Nothing brings the world together more than football. A World Cup – even one with challenging off-field issues – is a very special, once-in-four-years occasion, and fans everywhere want to feel involved.
SuperSport holds the broadcast and streaming rights to the competition across its footprint in Africa. The host broadcaster’s feeds are trunked to the home of Multichoice, SuperSport’s parent, in the suburbs of Johannesburg.
“Obviously we feed game coverage across all of our footprint, but we wanted to provide tailored feeds to seven countries, each with their own cultures and local languages,” explains Mark Boyle, manager audio operations at SuperSport. That means we have to generate tailored coverage in 10 local languages, on top of the English, Zulu and Sotho of our main feeds. We do this by involving local commentators and pundits.”
It goes without saying that this is all live, which for sports fans means very low latency indeed, and the commentary must stay in precise synchronisation with the pictures. Nothing is more irritating than describing an incident that viewers can see happened many seconds ago.
The only practical production workflow is to create the SuperSport production output in Johannesburg, then insert local language commentaries in each territory. So there is a need to provide high-quality, ultra-low latency feeds to each remote hub, allowing each country’s football experts to add their commentary to the local feeds.
It is worth bearing in mind that this has to be accomplished over remarkable distances. Johannesburg to Addis Ababa in Ethiopia, for example, is over 4000 km. Feeds have to be stable and fast over these sorts of circuits.
“We already knew about Intinor’s approach to video transport,” adds Boyle. “For us it presented the obvious solution to this challenge.”
The Intinor Direkt family is designed to deliver high-quality compressed video streams with very low latency to multiple receivers. This is important as each country hub supports multiple local languages: Nigeria alone has four different language commentaries.

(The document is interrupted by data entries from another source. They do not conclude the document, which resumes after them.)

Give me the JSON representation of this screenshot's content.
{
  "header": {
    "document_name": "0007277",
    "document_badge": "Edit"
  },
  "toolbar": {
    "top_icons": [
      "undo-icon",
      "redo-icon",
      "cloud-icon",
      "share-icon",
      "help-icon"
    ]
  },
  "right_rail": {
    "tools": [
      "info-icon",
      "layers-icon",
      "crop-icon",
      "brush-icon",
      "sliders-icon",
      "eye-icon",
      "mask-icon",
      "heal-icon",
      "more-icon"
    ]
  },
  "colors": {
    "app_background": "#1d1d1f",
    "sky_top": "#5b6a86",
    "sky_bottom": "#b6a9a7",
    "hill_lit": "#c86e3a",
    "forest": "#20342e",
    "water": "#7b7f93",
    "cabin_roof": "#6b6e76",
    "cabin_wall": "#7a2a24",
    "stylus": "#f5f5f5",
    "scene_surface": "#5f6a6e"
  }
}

Four Direkt link racks (main and backup) were installed in the MCR at SuperSport headquarters, receiving SDI feeds of the programme. These created the streams to each country. The headend supports 64 channels of audio, so there is plenty of headroom for expansion in future. The audio is handled as an AES67 multicast on a dedicated ETH port. That is important as it separates the commentary from the intercom.
At the receiving end, Direkt Router Lite units provided an HDMI output to see the action, and Dante audio inputs for the commentators. The audio input could be USB, ethernet or AES67, depending on local facilities. By managing the latency throughout the process, the commentary remains timed to the pictures. The racks in each of the remote facilities each have a spare Direkt lite unit to provide redundancy.
The Intinor network also carries the production intercom so the main gallery can talk to remote commentators, either collectively or selectively. The Direkt routers provide a direct interface for digital intercoms (CTP in this case), using AES67 and SAP (session announcement protocol) signalling and switching. In practice, it meant that the remote commentators appeared like any other destination on the talkback.
In the heat of the competition, the system is performing precisely as expected. At present the connectivity uses SRT, but Intinor will shortly make available a multipath request/pull architecture using its own bespoke transport protocol, Bifrost. This incorporates a sophisticated forward error correction which will increase still further the resilience of the signal.
“We are continuing to work closely with SuperSport to make the system even more effective,” says Martin Weber of Intinor, “Coming soon, for instance, is a new version of the Direkt link compact units, which will allow SuperSport’s MCR operators to see the remote commentators as well as hear them.”
The result is that SuperSport has a high-performance system for the current major events, with a clearly defined growth path to even greater flexibility and convenience. It means that the broadcaster can serve all its audiences, across the vast continent of Africa, giving each its favourite commentators and individual languages, and capturing all the excitement of the event.